Court Opinion

ID: 6231922
Source: CourtListenerOpinion
Date Created: 2022-02-17 20:23:55.862109+00
Date Added: 2024-06-11T08:57:54.126047
License: Public Domain

The opinion of the court was delivered, by
Read, J.
The judgment entered on the bond and warrant of attorney, given by Porter, Rolfe & Swett to Dilworth & Bidwell, for $35,000, and dated the 1st day of May 1857, became the subject of investigation in the course of these proceedings, and its validity was established by the court below, and affirmed by this court. Upon this judgment a fi. fa. was issued, and placed in the hands of the sheriff, on the 29th of June 1858, by Mr. Shinn, the plaintiffs’ attorney. With this writ was a description of real estate, and Mr. Shinn stated at the time that there was personal property at the works of the defendants in South Pittsburgh, and that he wanted the personal property exhausted, and as there would not be enough to cover the debt, he put in a levy on the real estate. In the bond there was a waiver of inquisition. Now as the execution bound all the defendants’ personal property in the bailiwick, from the time it was put into the sheriff’s hands, and whether a levy had been made or not, it is clear that if the instructions given had been followed out, no difficulty could have occurred from any other execution having been issued afterwards. Owing, however, to some want of attention in the sheriff’s office, the advertising clerk not knowing that there was *127personal property, or of the instructions given by the plaintiffs’ attorney, advertised the real estate for sale, but one or two days afterwards he learned there was personal property, and he caused it to be levied upon and sold. Other personal property, consisting of car-wheels, was levied upon and claimed by the Pennsylvania Railroad Company, which claim not being sustained, the same were subsequently sold on the 11th October 1858. The former sale of personal property was on the 24th July 1858, and of the real estate on the 30th of the same month.

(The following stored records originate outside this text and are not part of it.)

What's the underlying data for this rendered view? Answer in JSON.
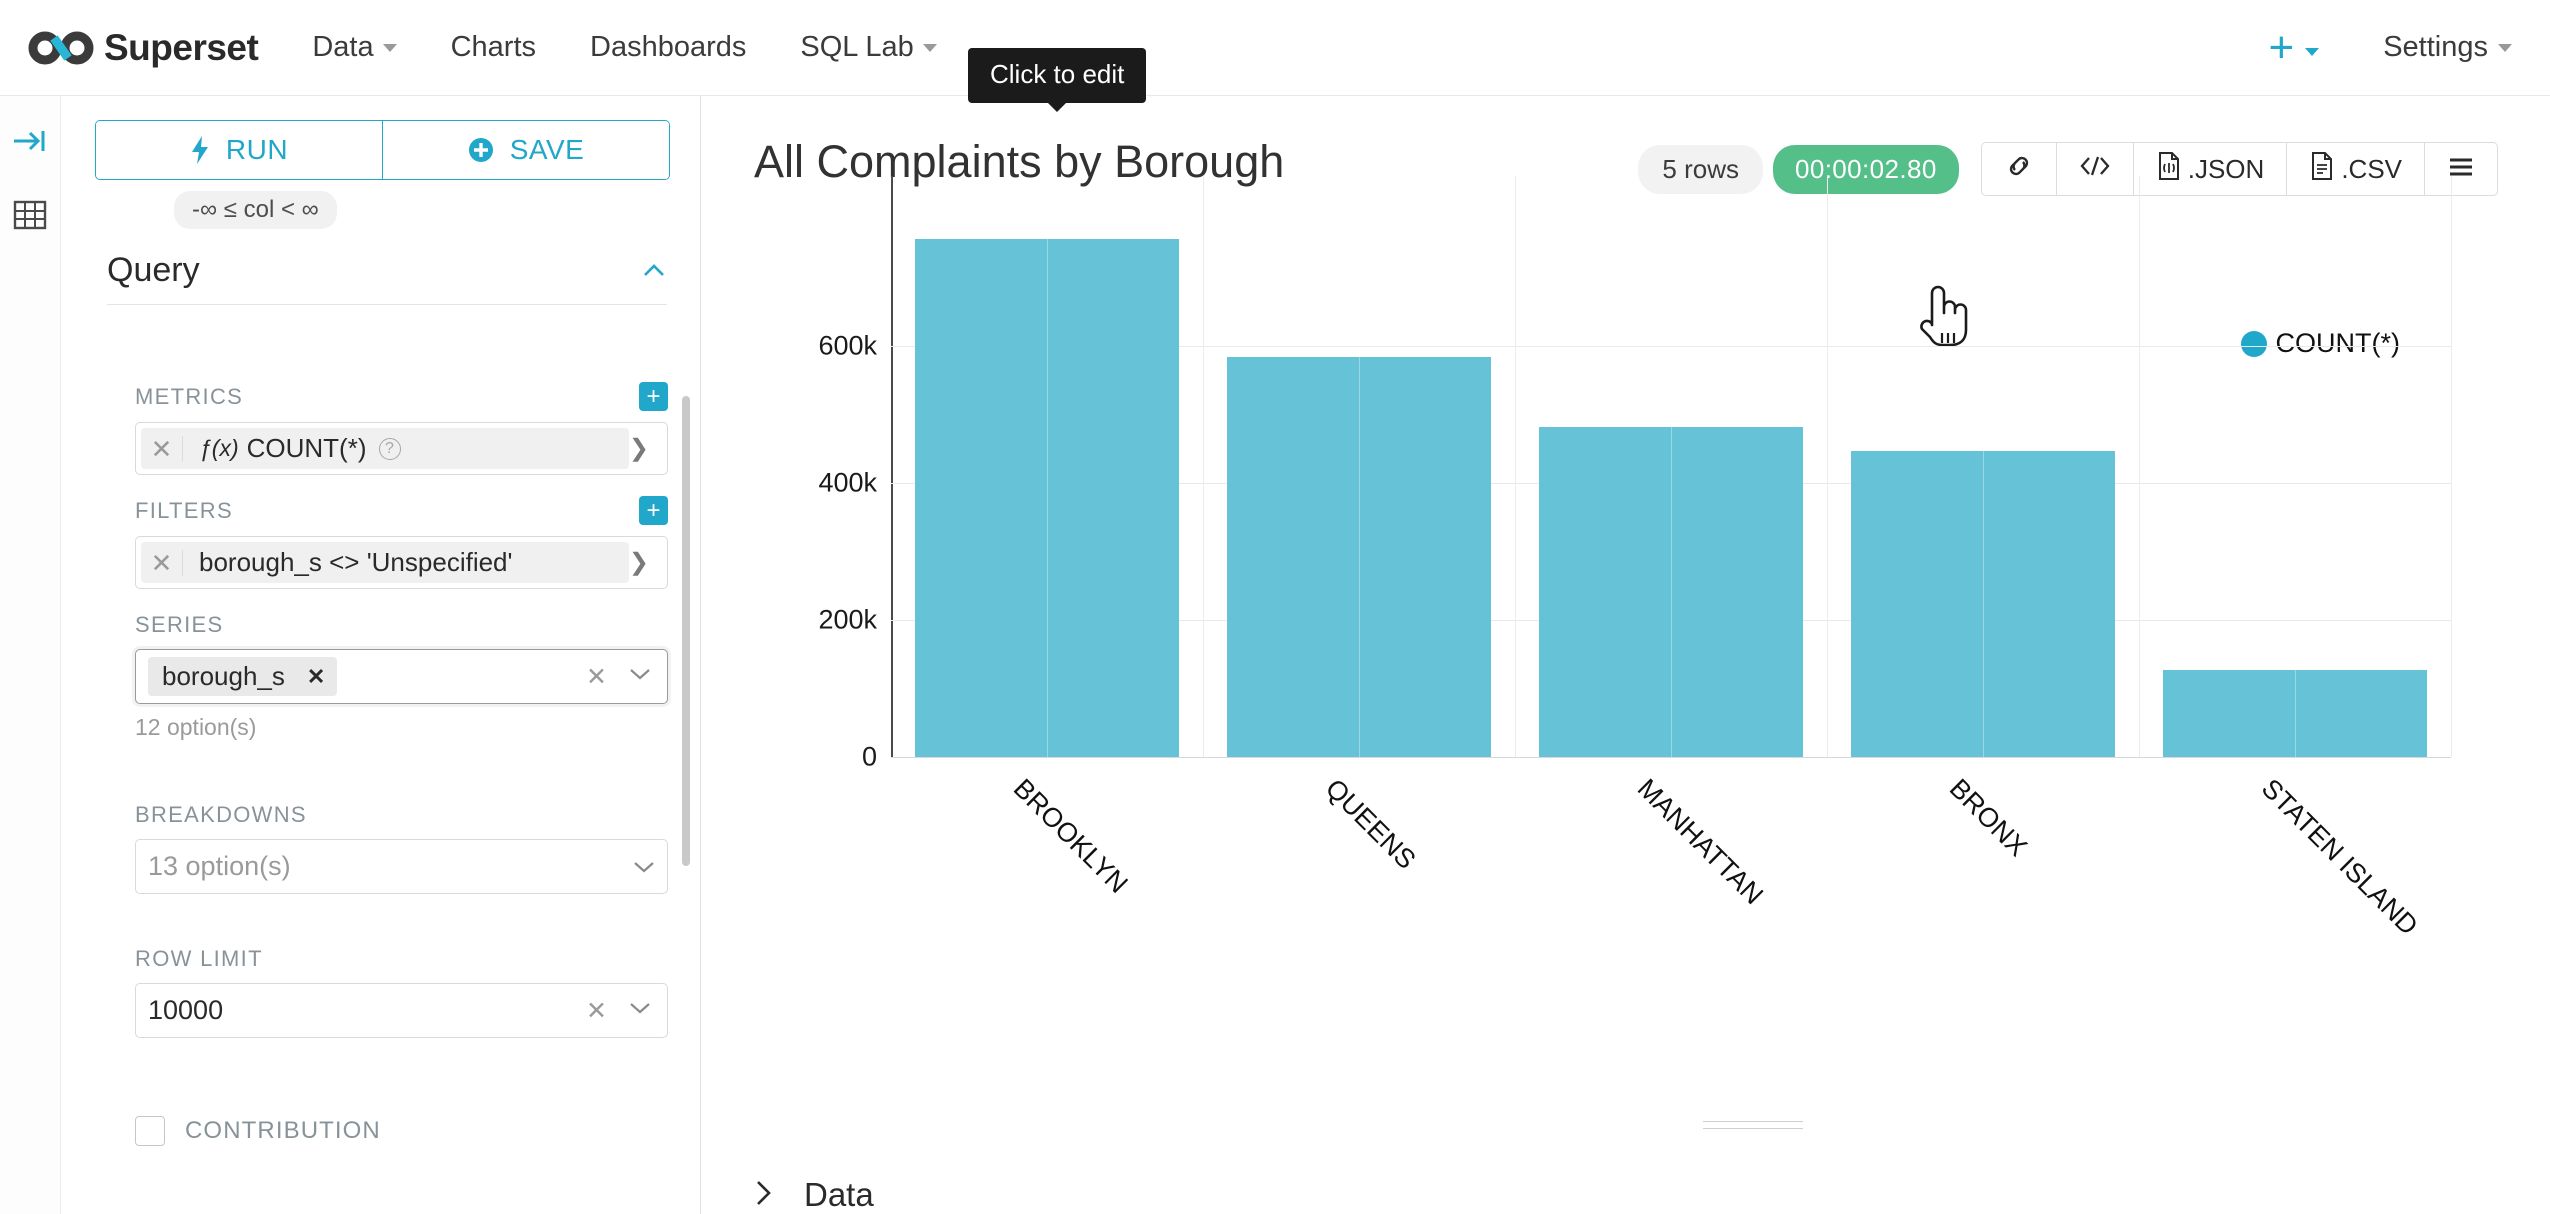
{
  "navbar": {
    "brand": "Superset",
    "brand_logo_icon": "infinity-logo-icon",
    "items": [
      {
        "label": "Data",
        "has_caret": true
      },
      {
        "label": "Charts",
        "has_caret": false
      },
      {
        "label": "Dashboards",
        "has_caret": false
      },
      {
        "label": "SQL Lab",
        "has_caret": true
      }
    ],
    "plus_label": "+",
    "settings_label": "Settings"
  },
  "tooltip": {
    "text": "Click to edit"
  },
  "rail": {
    "collapse_icon": "expand-panel-icon",
    "table_icon": "table-grid-icon"
  },
  "panel": {
    "run_label": "RUN",
    "run_icon": "lightning-bolt-icon",
    "save_label": "SAVE",
    "save_icon": "plus-circle-icon",
    "range_pill": "-∞ ≤ col < ∞",
    "query_header": "Query",
    "collapse_icon": "chevron-up-icon",
    "metrics": {
      "label": "METRICS",
      "add_label": "+",
      "value": "COUNT(*)",
      "fx_label": "ƒ(x)",
      "help_icon": "question-circle-icon",
      "remove_icon": "close-icon",
      "expand_icon": "chevron-right-icon"
    },
    "filters": {
      "label": "FILTERS",
      "add_label": "+",
      "value": "borough_s <> 'Unspecified'",
      "remove_icon": "close-icon",
      "expand_icon": "chevron-right-icon"
    },
    "series": {
      "label": "SERIES",
      "tag": "borough_s",
      "tag_remove_icon": "close-icon",
      "clear_icon": "clear-icon",
      "dropdown_icon": "chevron-down-icon",
      "hint": "12 option(s)"
    },
    "breakdowns": {
      "label": "BREAKDOWNS",
      "placeholder": "13 option(s)",
      "dropdown_icon": "chevron-down-icon"
    },
    "row_limit": {
      "label": "ROW LIMIT",
      "value": "10000",
      "clear_icon": "clear-icon",
      "dropdown_icon": "chevron-down-icon"
    },
    "contribution": {
      "label": "CONTRIBUTION",
      "checked": false
    }
  },
  "chart_header": {
    "title": "All Complaints by Borough",
    "cursor_icon": "pointing-hand-cursor-icon",
    "rows_badge": "5 rows",
    "timer": "00:00:02.80",
    "timer_color": "#55bf8a",
    "buttons": [
      {
        "name": "share-link",
        "icon": "link-icon",
        "label": ""
      },
      {
        "name": "view-query",
        "icon": "code-icon",
        "label": ""
      },
      {
        "name": "export-json",
        "icon": "file-icon",
        "label": ".JSON"
      },
      {
        "name": "export-csv",
        "icon": "file-icon",
        "label": ".CSV"
      },
      {
        "name": "more-options",
        "icon": "hamburger-icon",
        "label": ""
      }
    ]
  },
  "footer": {
    "data_label": "Data",
    "expand_icon": "chevron-right-icon"
  },
  "chart_data": {
    "type": "bar",
    "title": "All Complaints by Borough",
    "xlabel": "",
    "ylabel": "",
    "categories": [
      "BROOKLYN",
      "QUEENS",
      "MANHATTAN",
      "BRONX",
      "STATEN ISLAND"
    ],
    "values": [
      756000,
      584000,
      481000,
      447000,
      127000
    ],
    "series": [
      {
        "name": "COUNT(*)",
        "color": "#66c2d7",
        "values": [
          756000,
          584000,
          481000,
          447000,
          127000
        ]
      }
    ],
    "ylim": [
      0,
      760000
    ],
    "yticks": [
      0,
      200000,
      400000,
      600000
    ],
    "ytick_labels": [
      "0",
      "200k",
      "400k",
      "600k"
    ],
    "grid": true,
    "legend": {
      "position": "top-right",
      "entries": [
        "COUNT(*)"
      ],
      "color": "#1fa8c9"
    },
    "xtick_rotation": 45
  }
}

The sales of the personal and real estate did not reach the amount of the judgment of Dilworth & Bidwell. Upon this state of facts it would be clear that all these proceedings were regular, and there was no complaint of irregularity by the defendants in the execution.
On the 8th July 1858, H. Childs & Co. obtained a judgment against Porter, Rolfe & Swett for $450, and on the next day issued a, ft. fa. and placed it in the hands of the sheriff. The levy under this execution was of course subject to the prior lien of the first execution. In a list of personal property furnished the sheriff by Dilworth & Bidwell, it is said the car-wheels were not included, but this is immaterial, as it was the sheriff’s duty to levy upon all the personal estate, no matter by whom the information of its existence was given.
Mr. Shinn being absent, there is no doubt the plaintiffs, unaware of the law, and having nothing to do with the original instructions to the sheriff, desired that the sale of the real estate should take place first, but the clerk or deputy of the sheriff refused so to do, and advertised and sold the personal property first. The only delay in advertising it was for one single day, which did no harm to any one. In all this we can see nothing which should postpone the first execution to the second one.
The revisers expressly say, with regard to the order in which execution may be had of the real and personal estate of a defendant, that it is but a copy of the Act of 1705, and of course is no alteration of the old law, under which the personal estate would have been levied upon and sold, and the real estate would have been levied upon and condemned under the same writ, but sold under a subsequent writ of vend. ex. The apparent haste in the present case is occasioned by the 48th section of the Act of the 16th June 1836, allowing a waiver of inquisition, and the sheriff to proceed and sell the real estate, upon the writ of fieri faeias, before the return day, without any other writ.
This protracted litigation is only a fresh lesson to clients never to attempt to interfere with executions in the hands of the sheriff, except through their counsel.
Decree affirmed at the costs of the appellants.
The Chief Justice did not sit in this cause.